В конце концов его перевели в ротную кухню, а когда понадобился связной, хорошо знающий свою роту, сделали связным.
Работал он ничего, но почему-то от него всегда ждали плохого и даже удивлялись, что он еще не засыпался. У всех было такое впечатление, что Малафеев обязательно что-нибудь выкинет и всех подведет.
И вот однажды, в середине марта, будучи послан вместе с бойцом Зверевым с донесением в штаб полка, он вернулся без товарища, но с тремя немецкими автоматами за спиной.
Рассказал, что на обратном пути из штаба полка встретили они пятерых немецких автоматчиков и, убив троих, заставили двоих скрыться. Зверев будто бы был убит в самом начале перестрелки, а все дело завершил он, Малафеев.
Конечно, ему никто не поверил. Больше того. Заподозрили, что он врет и, может быть, еще, чего доброго, бросил Зверева одного, а потом, когда уцелевшие немцы убежали, вернулся и подобрал оружие убитых.
Командиром роты был тогда еще Сидоренков, хорошо знавший слабый характер Малафеева. Спустя сутки он послал его для проверки в ночную разведку в паре с горячим и отважным Глебовым. Вернулись, конечно, ни с чем, и Глебов, как наездник, которому дали плохую лошадь, а потом удивляются, почему он не получил приза, пожимал плечами и отплевывался.
А несколькими днями позднее, выполняя задание по связи с соседней ротой, Малафеев, к полному удивлению всех, привел пленного фрица.
— Загадочная ты фигура, Малафеев, — сказал тогда командир роты, — хрен тебя знает. Ну, я займусь тобой!
Заняться Малафеевым пришлось, однако, уже не ему, выбывшему раненым в тыл, а политруку роты.
Три раза ходил Малафеев в разведку один, и все три раза возвращался с удачей. Три раза отправляли его с группой, и все три раза он был виновником ее нерешительных действий.

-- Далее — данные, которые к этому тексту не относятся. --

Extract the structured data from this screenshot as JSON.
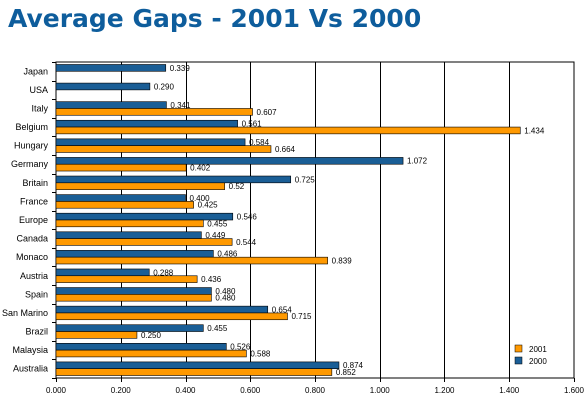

Новый командир роты был свежим человеком, и «проблема Малафеева» не сильно его занимала. Не задумываясь, стал он гонять Малафеева в одиночку на самые рискованные дела, и тот выполнял их хорошо, а подчас и просто отважно.
В конце концов, когда постепенно забылась проклятая осторожность Малафеева, его — по предложению командира части майора Белова — представили к медали, а вскоре командировали на курсы младших лейтенантов.
Представление где-то задержалось, но с курсов Малафеев вернулся в роту командиром с хорошей репутацией.
Решено было, несмотря на возражения политрука, поручить ему командование разведывательным взводом. Опасения политрука оправдались: в первом же деле взвод Малафеева был жестоко разбит и, понеся большие потери, совершенно лишился боеспособности.
Дело дошло до майора Белова, помнящего Малафеева еще связным. Малафееву грозило разжалование. Но ограничились тем, что аннулировали представление к медали и поручили, по его просьбе, обучение приходящего пополнения.
И удивительно — в малафеевских руках новичок за новичком получали такую замечательную подготовку, что сразу же начинали выделяться среди других. Для контрольной проверки послали ему несколько явных трусов, и он (это уже было похоже на чудо) переделал их на глазах у всего полка.
Это был в самом деле загадочный характер, в котором бесстрашие мирно уживалось с подлою нерешительностью, да притом так, что никогда нельзя было сказать, чего в следующий раз будет больше.
Привести в ясность этого человека, раскрыть его, «как таблицу умножения», стало действительно очень важной и глубоко интересной задачей, но сам Малафеев был явно не способен помочь делу.
Впрочем, он не был настолько малоречив, чтобы не уметь рассказать. Всего вернее, он — в глубине души — не хотел чего-то раскрыть в себе и в чем-то таком признаться, что еще, может быть, казалось ему стыдным.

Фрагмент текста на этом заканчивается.